I found the main house a bit underwhelming. Its not any more impressive than other houses from the period although it is especially well furnished. Given the McMansion building boom lately, I bet many of you reading this have a larger home than the Draytons.
Magnolia is more picturesque than most plantations. After the civil war, it opened its doors to the public as a way to stay financially solvent. Rice was unprofitable without slaves and Mr. Drayton wisely converted his considerable wealth into Confederate War Bonds in 1863. Which were not worth the paper they were printed on by 1866.
In spite of the difficult times after the civil war, opening a stately Southern house to the public was considered quite scandalous. So of course, the Drayton’s were more-or-less alone in the plantation tour market. Their fortunes turned around, permitting them to continue improving the grounds.
One example is this beautiful and quite well known white concrete bridge over one of the pools near the main house. It is quite popular for weddings and other events!
Our last stop was a boat tour through one of the original rice paddies. The system of dikes and canals is still in place and the field is huge. I bet 10 football fields would fit into this one large lagoon. We saw quite a few alligators as well as egrets and other swamp birds. All of the rice is gone, replaced with cattails.
Included in our comprehensive tour package was the self-guided “Audubon Swamp Tour.” It is a mix of raised walking platforms and trails through the swampy ground. We walked for about 20 minutes until the biting flies and mosquitoes drove us back. I couldn’t help but imagine what it must have been like for the early workers to be in those conditions all day, every day.
After seeing the plantation, we wanted some BBQ so we stopped at the Swig and Swine, a highly rated BBQ joint near(ish) to our campground.
I hadn’t considered Charleston to be a BBQ hotspot, but this might have been the best BBQ I’ve ever had.
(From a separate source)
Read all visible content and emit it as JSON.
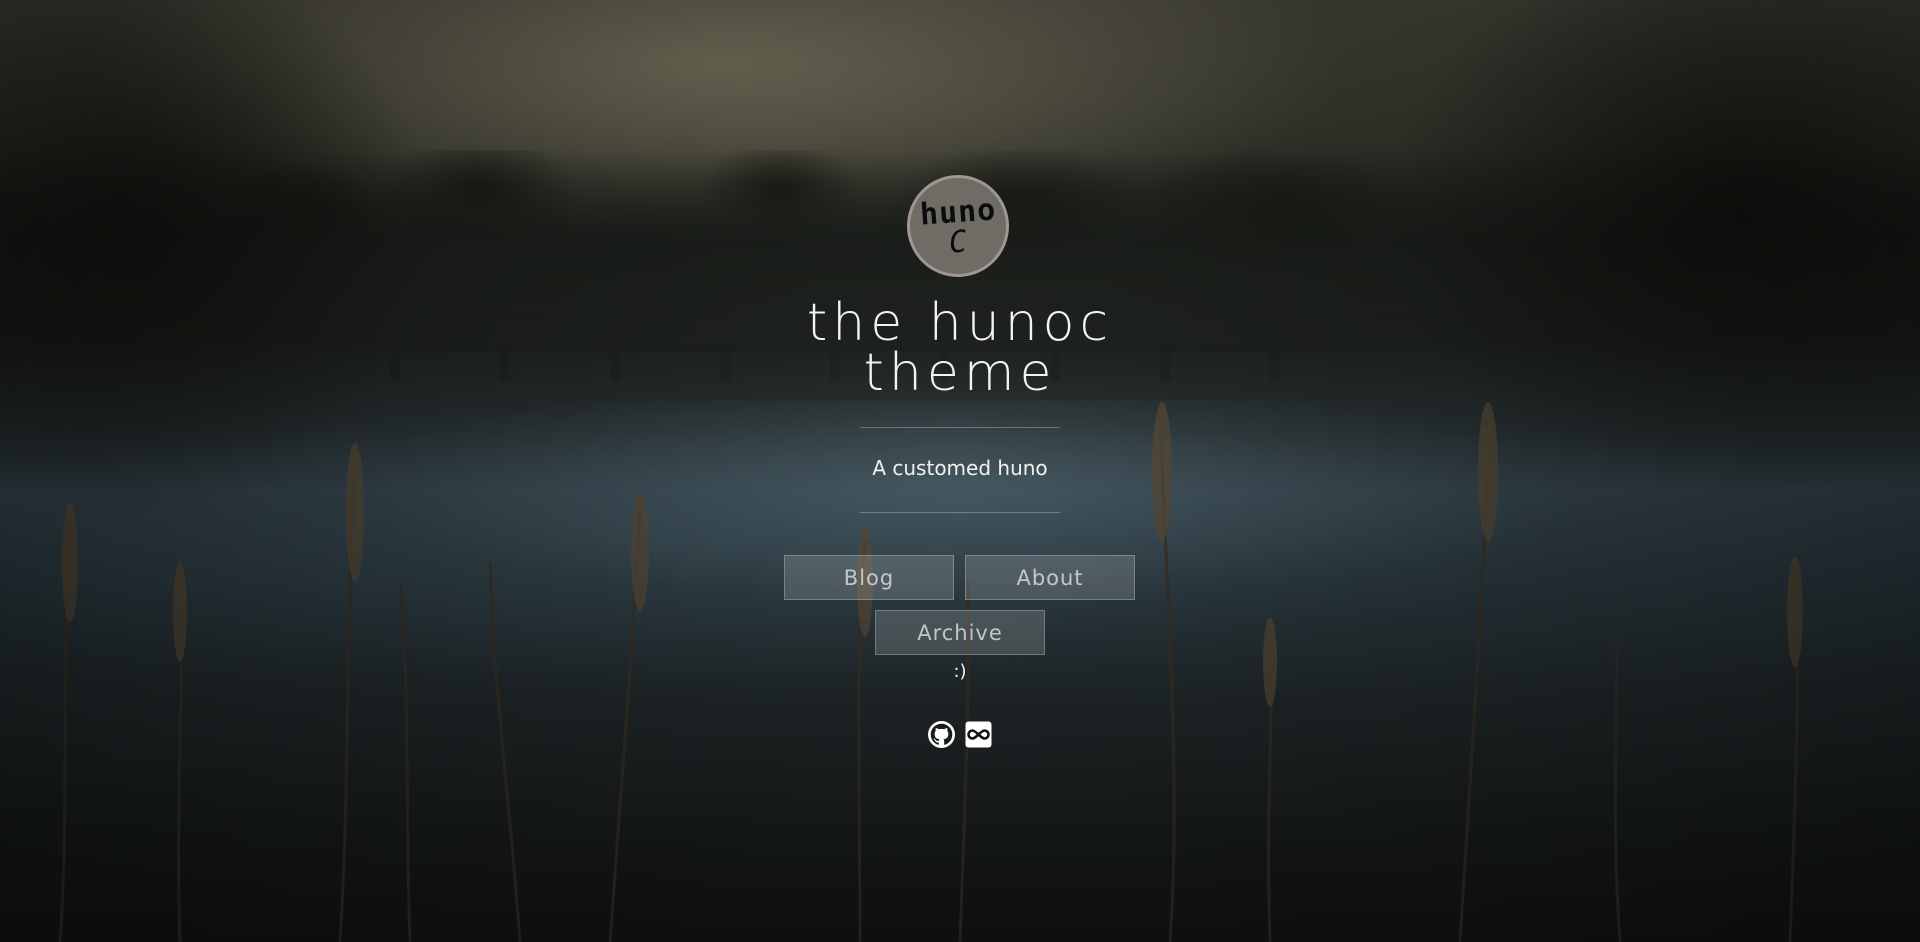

Certainly the brisket was just incredible!
People from all over the country, and indeed all over the world, have come to the Swig and Swine. They have a map and pushpins where people can identify their hometown. We saw both NorCal and the Florida panhandle were well represented!
We spent almost 6 hours at Magnolia Plantation between the tours of the gardens, the slave cabins, the big house, the boat, and the grounds. I had no idea that it could consume an entire day, but it did. If you go, ask them to build in some empty time in the middle of the day so you can eat lunch. The on-site cafe was quite good and reasonably priced. Which is good, because once you are at the plantation, you won’t find any services for miles.